Gemini surfactants contain two single-chain surfactant moieties joined by a spacer group [20], [21], [22]. The two amphiphilic moieties are close to each other, especially when the spacer group is short. Owing to this, on the one hand, the interaction between the hydrophobic chains is enhanced; on the other hand, repulsion between the hydrophilic groups (particularly the electrostatic between the ionic head groups) will be greatly reduced due to the chemical bonds connection. This novel class of surfactants has many unique properties that are superior to those of conventional single-chain surfactants, such as remarkably low critical micelle concentration (CMC), much higher surface activity, and better wetting properties. Moreover, it has unusual aggregation morphologies. Since the surfactant micellization is driven by hydrophobic interactions but opposed by the repulsion of charged head groups (for ionic surfactants) and hydration (for nonionic surfactants), Gemini surfactant is more readily to form aggregates. The quaternary ammonium Gemini surfactants are widely investigated about their properties and applications [23], [24]. For the 12-s-12 (12 carbon atoms on the hydrophobic alkyl chain and ‘s’ represents the number of carbon atoms of the spacer) series, at the concentration close to CMC value, spherical micelles are formed. Increasing the surfactant concentration, for the short spacer, such as s = 2, 3, elongated rod-like micelles are formed; for the medium length like s = 4, 6, 8, 10, 12, spherical micelles are formed, and for the longer spacer, s = 16, 20, vesicles are readily to form [24].

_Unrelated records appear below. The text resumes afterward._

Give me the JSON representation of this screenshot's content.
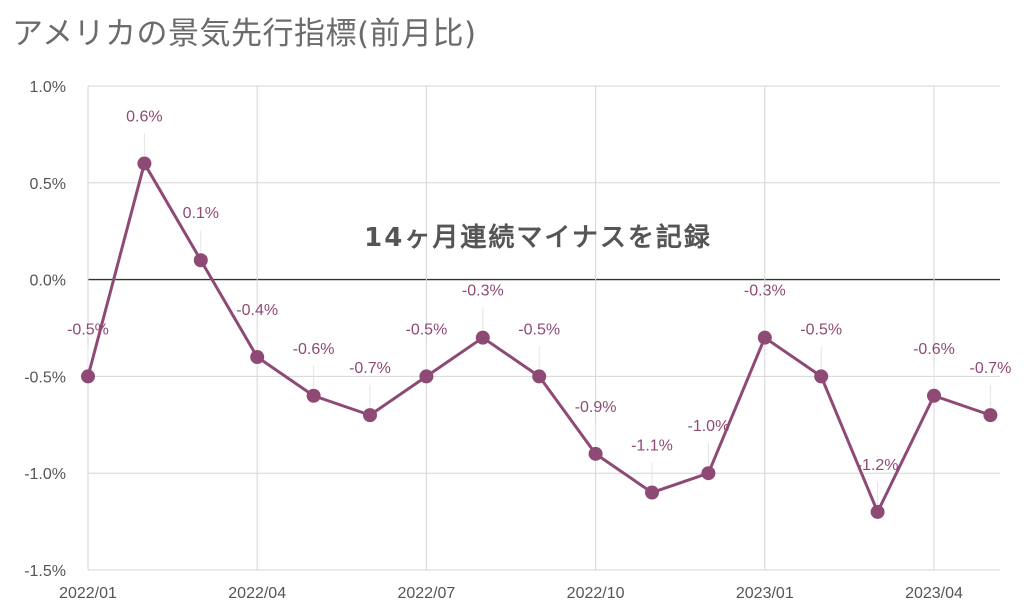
{
  "chart_data": {
    "type": "line",
    "title": "アメリカの景気先行指標(前月比)",
    "annotation": "14ヶ月連続マイナスを記録",
    "x": [
      "2022/01",
      "2022/02",
      "2022/03",
      "2022/04",
      "2022/05",
      "2022/06",
      "2022/07",
      "2022/08",
      "2022/09",
      "2022/10",
      "2022/11",
      "2022/12",
      "2023/01",
      "2023/02",
      "2023/03",
      "2023/04",
      "2023/05"
    ],
    "x_tick_labels": [
      "2022/01",
      "2022/04",
      "2022/07",
      "2022/10",
      "2023/01",
      "2023/04"
    ],
    "series": [
      {
        "values": [
          -0.5,
          0.6,
          0.1,
          -0.4,
          -0.6,
          -0.7,
          -0.5,
          -0.3,
          -0.5,
          -0.9,
          -1.1,
          -1.0,
          -0.3,
          -0.5,
          -1.2,
          -0.6,
          -0.7
        ],
        "labels": [
          "-0.5%",
          "0.6%",
          "0.1%",
          "-0.4%",
          "-0.6%",
          "-0.7%",
          "-0.5%",
          "-0.3%",
          "-0.5%",
          "-0.9%",
          "-1.1%",
          "-1.0%",
          "-0.3%",
          "-0.5%",
          "-1.2%",
          "-0.6%",
          "-0.7%"
        ],
        "color": "#8e4a74"
      }
    ],
    "y_tick_labels": [
      "1.0%",
      "0.5%",
      "0.0%",
      "-0.5%",
      "-1.0%",
      "-1.5%"
    ],
    "ylim": [
      -1.5,
      1.0
    ],
    "grid": true
  }
}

There are a lot of studies on Surfactin [14], [15], [16], [17], [18], [19] and Gemini [20], [21], [22], [23], [24] from various aspects. However, to the best of our knowledge, there is no research about their mixtures. The dynamic interfacial tension between the Surfactin/12-3-12 binary aqueous system and crude oil has been carried out in our group, which revealed that Surfactin/12-3-12 mixtures can reduce the interfacial tension to an ultralow level in alkaline environment (see details in Supporting Information) which can be used in the application in oil recovery. The better understanding of the fundamental physicochemical property of the mixture of Surfactin/Gemini surfactant system is the key point for their practical application. In our previous work, we have investigated the micelle formation and interfacial behavior of Surfactin [25] in PBS buffer. A further research [26] has also been carried out on the interaction of Surfactin with betaines which revealed that there was a synergistic effect between them, and the configuration of mixed micelles changed with the head-groups of betaines. Then, the interactions among neutral polymer PAM, Surfactin and four betaines in PBS buffer were further studied. Transition from spherical to rodlike aggregates (micelles) has been observed in solutions of Surfactin and Surfactin/SDDAB (N-dodecyl-N,N-dimethyl-3-ammonio-1-propanesulfonate) with addition of 0.8 wt% of PAM [27]. Wang et al. [28] studied the interaction between surfactin and cationic surfactant Cetyltrimethylammonium Bromide (CTAB) in mixed micelle, There exited synergism between anionic Surfactin cationic surfactant CTAB, and the mixed system might be able to form vesicle spontaneously at high molar fraction of surfactin. However they did not study the precipitation condition and the aggregates properties (shape and size) of the anionic/cationic mixed surfactant aqueous system. A continuation of the aggregation behavior of Surfactin/12-3-12 mixtures were investigated in present paper by surface tension, small angle neutron scattering and dynamic light scattering, which will broaden the potential application for both Surfactin and Gemini surfactants.